The survival mode is designed to minimize pain, failure and inconvenience. Often, but not always, it begins as a response to adverse circumstances which is so prolonged that it soon sets in as a habit. At the beginning it serves a useful purpose because it grants survival, but because it is now a habit it becomes the way of doing things even in the absence of threatening circumstances. It becomes a prison where people and their potentials are imprisoned. The most tragic part is that, like the fleas in the experiment, people are not even aware that the real prison is the mindset and not the initial limitation. Well after the lid had been removed, the fleas were still not jumping to freedom. The fleas were living in the past.
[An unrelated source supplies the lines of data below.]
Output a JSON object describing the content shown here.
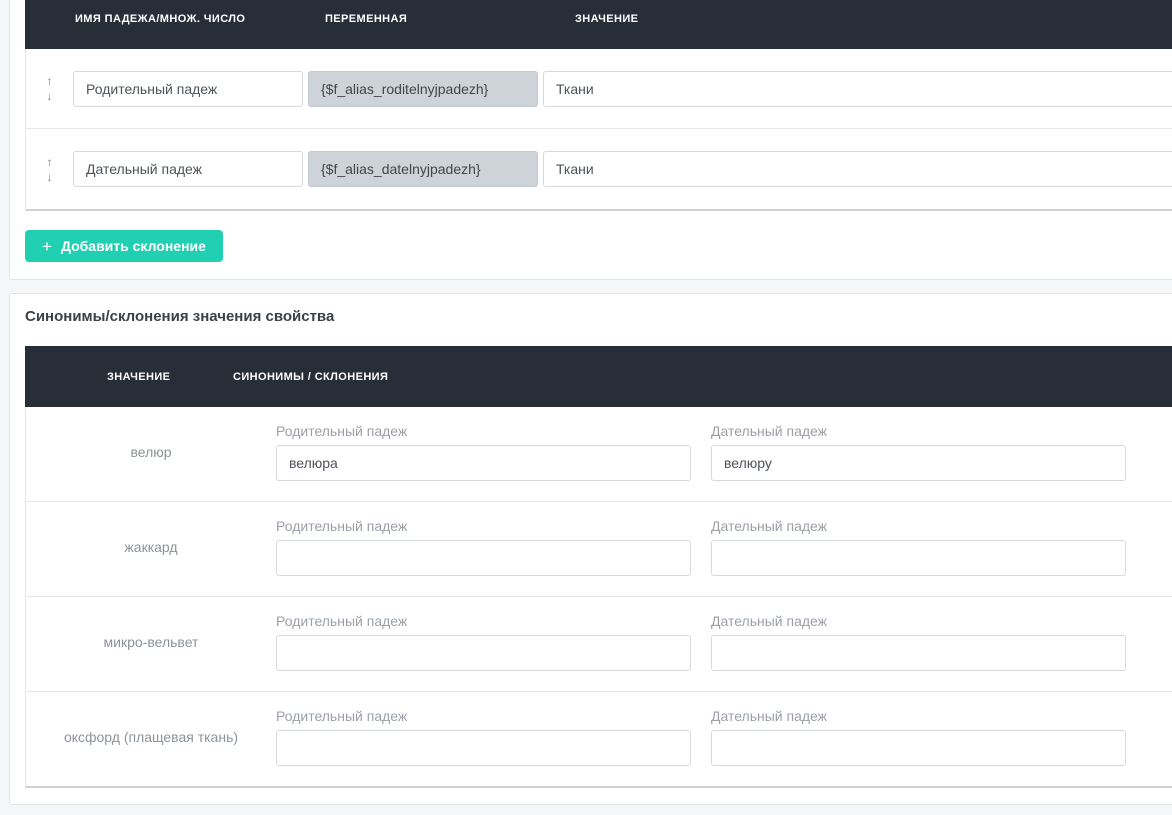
{
  "colors": {
    "accent_teal": "#21d0b3",
    "table_header_bg": "#272e38",
    "page_bg": "#f5f6f8",
    "disabled_input_bg": "#cdd3d9"
  },
  "declensions": {
    "headers": [
      "ИМЯ ПАДЕЖА/МНОЖ. ЧИСЛО",
      "ПЕРЕМЕННАЯ",
      "ЗНАЧЕНИЕ"
    ],
    "rows": [
      {
        "name": "Родительный падеж",
        "variable": "{$f_alias_roditelnyjpadezh}",
        "value": "Ткани"
      },
      {
        "name": "Дательный падеж",
        "variable": "{$f_alias_datelnyjpadezh}",
        "value": "Ткани"
      }
    ],
    "drag_up_icon": "↑",
    "drag_down_icon": "↓",
    "add_button_icon": "+",
    "add_button_label": "Добавить склонение"
  },
  "synonyms": {
    "title": "Синонимы/склонения значения свойства",
    "headers": [
      "ЗНАЧЕНИЕ",
      "СИНОНИМЫ / СКЛОНЕНИЯ"
    ],
    "rows": [
      {
        "value": "велюр",
        "fields": [
          {
            "label": "Родительный падеж",
            "value": "велюра"
          },
          {
            "label": "Дательный падеж",
            "value": "велюру"
          }
        ]
      },
      {
        "value": "жаккард",
        "fields": [
          {
            "label": "Родительный падеж",
            "value": ""
          },
          {
            "label": "Дательный падеж",
            "value": ""
          }
        ]
      },
      {
        "value": "микро-вельвет",
        "fields": [
          {
            "label": "Родительный падеж",
            "value": ""
          },
          {
            "label": "Дательный падеж",
            "value": ""
          }
        ]
      },
      {
        "value": "оксфорд (плащевая ткань)",
        "fields": [
          {
            "label": "Родительный падеж",
            "value": ""
          },
          {
            "label": "Дательный падеж",
            "value": ""
          }
        ]
      }
    ]
  }
}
It is very tempting and easy to dismiss this flea behavior as irrational and nonsensical, yet the truth is that most of us are trapped in the past just like the fleas were. Like us examine the evidence.
There is a strong positive correlation between success and the tendency to engage in adventurous efforts. This is a proven truth. The other proven truth is that children tend to be more adventurous and more successful at what they do than adults. The reason is that most adults become less and less adventurous as they grow old because of the painful experiences that they experience while attempting to achieve something. People fall in love and sometimes get heartbreaks and in response they become less inclined to fully commit themselves in future relationships. People attempt some business ventures and most of those that fail become too cautious and less inclined to try again in future. Their past failures follow them and in a way influence their current behaviors.
The biggest casualty in all this is human potential. When the fleas learnt to jump to only the comfortable heights, they learnt to do less than their best and consequently never fully realized their potential. The same is true of you and me. Our current heights in life are not indicative of our potential but of our past conditioning. Each one of us can do better that we are currently doing, but we are stuck in the flea syndrome. Some of us are stuck in a strategy that served us well in the past but is now outdated. Some are stuck in a heartbreak that occurred in the past but is now over. To some the prison is the fear and caution carried over from a long gone and forgotten event. Together we are driving with our hand breaks on.